Consumer frugality contributed to a successful trading period for M&M Direct.com. The discount fashion and sports merchant posted
year-on-year sales growth of 29 per cent for the nine weeks ended 30th December. It shipped more than
1.5 million items for 435,000 orders throughout November and December and its website was among the five most visited apparel
sites in the UK, according to Hitwise.
During the period, M&M’s online orders grew 51 per cent, overtaking phone orders for the first time. “A 60/40 split would be a fair estimation,” said CEO Steve Robinson in an interview with Catalogue/e-business. “We’ve been working hard to reposition ourselves as strong eCommerce players. Our product is so appropriate for the web, and people are becoming more and more confident buying clothing online. Also because money is a little tight right now, customers are taking advantage of our value-for-money proposition”.
The online success doesn’t mean that M&M will do away with the print catalogue, however. “The catalogue is a trigger for shopping online and will always play a role in our marketing,” said Robinson. “We have to look at which method of targeting is most effective. For example, if we recruited a customer over Christmas using [Google] AdWords, would we still mail them a catalogue? Yes! People want something tactile”.

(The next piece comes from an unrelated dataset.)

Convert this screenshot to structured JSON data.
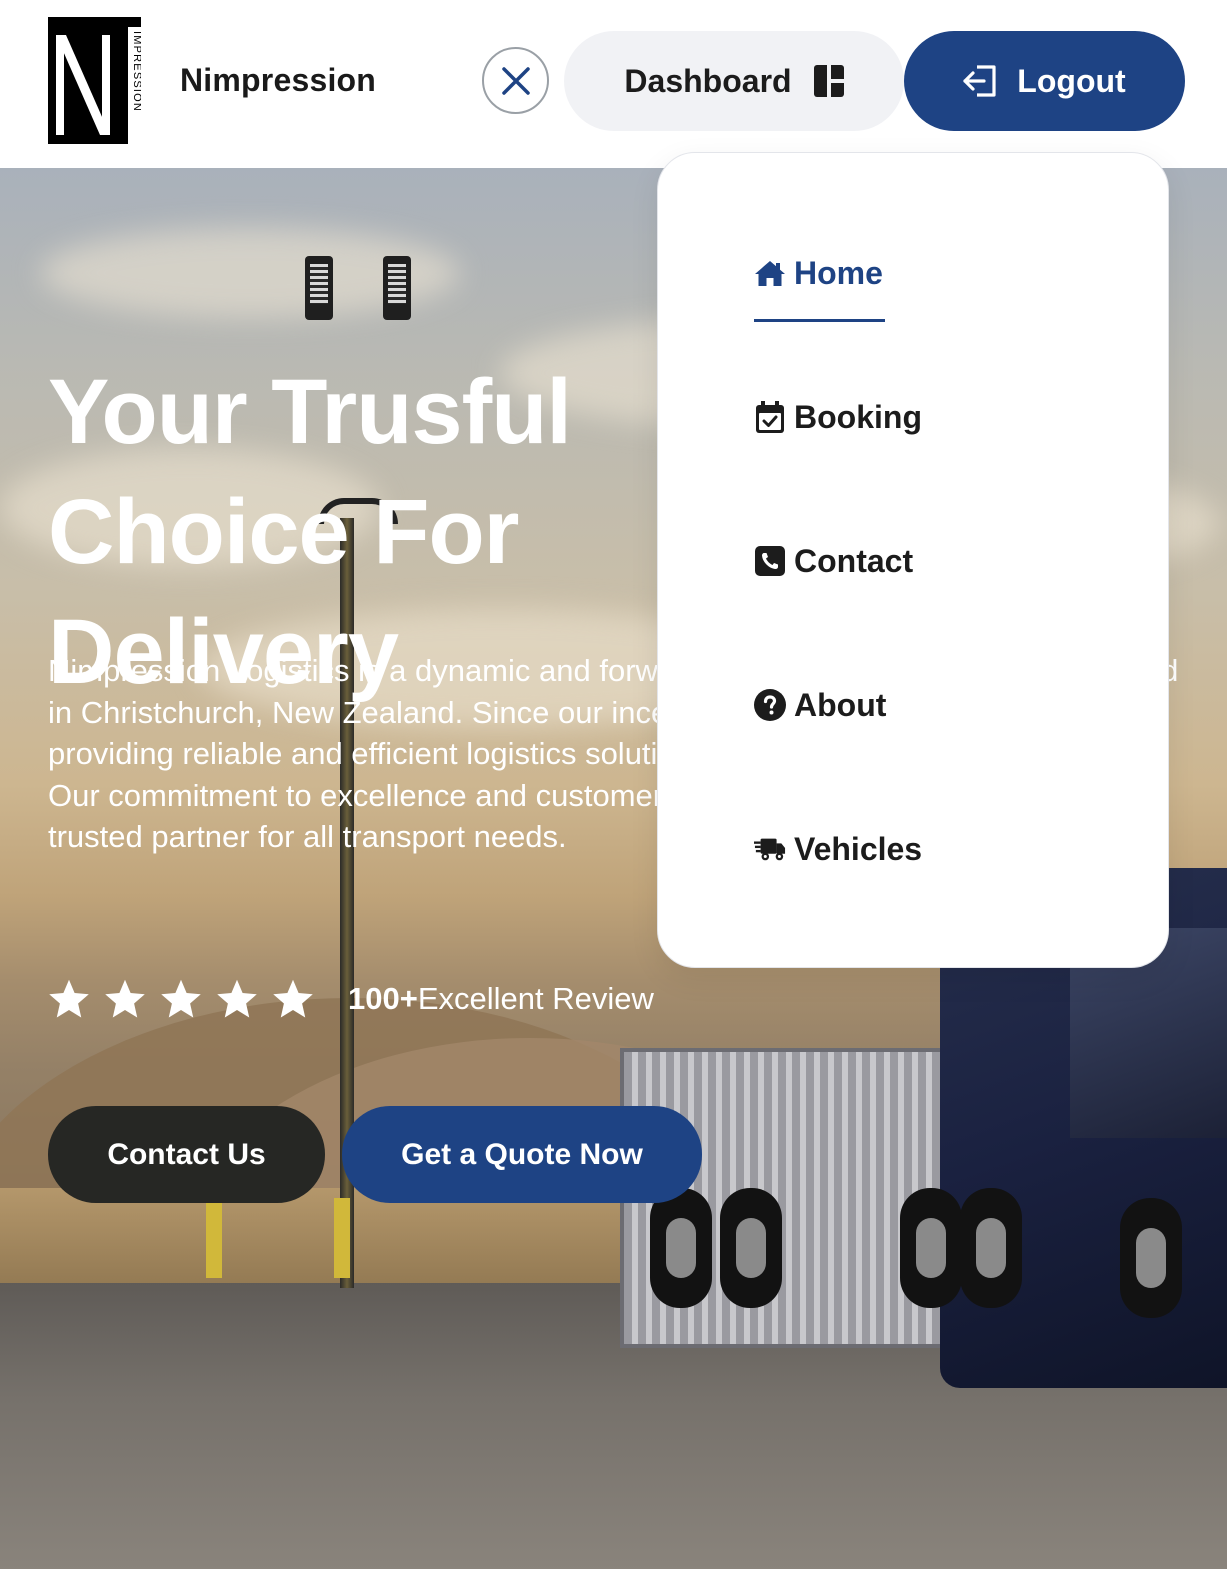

Robinson does question whether the “iPod generation” will move away from using catalogues, but he noted that “even pure-play online retailers like ASOS are using catalogues/magazines in their marketing”. But M&M will not be transforming its catalogue into a “magalogue” like ASOS in order to compete for the younger generation. Robinson stressed that the catalogues will continue to look the same as they are now, save a “few tweaks around the edges”.
Robinson, who joined the company when it was acquired by TA Associates in October 2007, was previously CEO of Tesco Direct. After a brief transition period, Robinson has taken over the reins from Mike Tomkins, who remains with M&M as a nonexecutive director, and is very much in the “hot seat”, with some projects already underway.
“I was brought in to help the business learn how to become more ‘blue chip’ so that it’s an attractive acquisition for other private equity firms or a larger retailer-or a possible IPO,” Robinson said. “I’m here to smooth off the edges. When a business grows from something very small to a much larger size it needs to adapt to new ways of thinking”.
And grow it has. Founded in 1987, MandM now has more than 800,000 registered customers and expects to report sales of £75 million for the year ending February 2008.
On the agenda for 2008 is a focus on delivering further growth. The website “needs a look,” Robinson said, and overseas expansion can’t be ruled out. “It’s on the list,” he said, though the company has not set a timescale. Robinson did say that the Republic of Ireland would be the company’s first target. “It’s a logical choice, as it uses a different currency but speaks the same language”.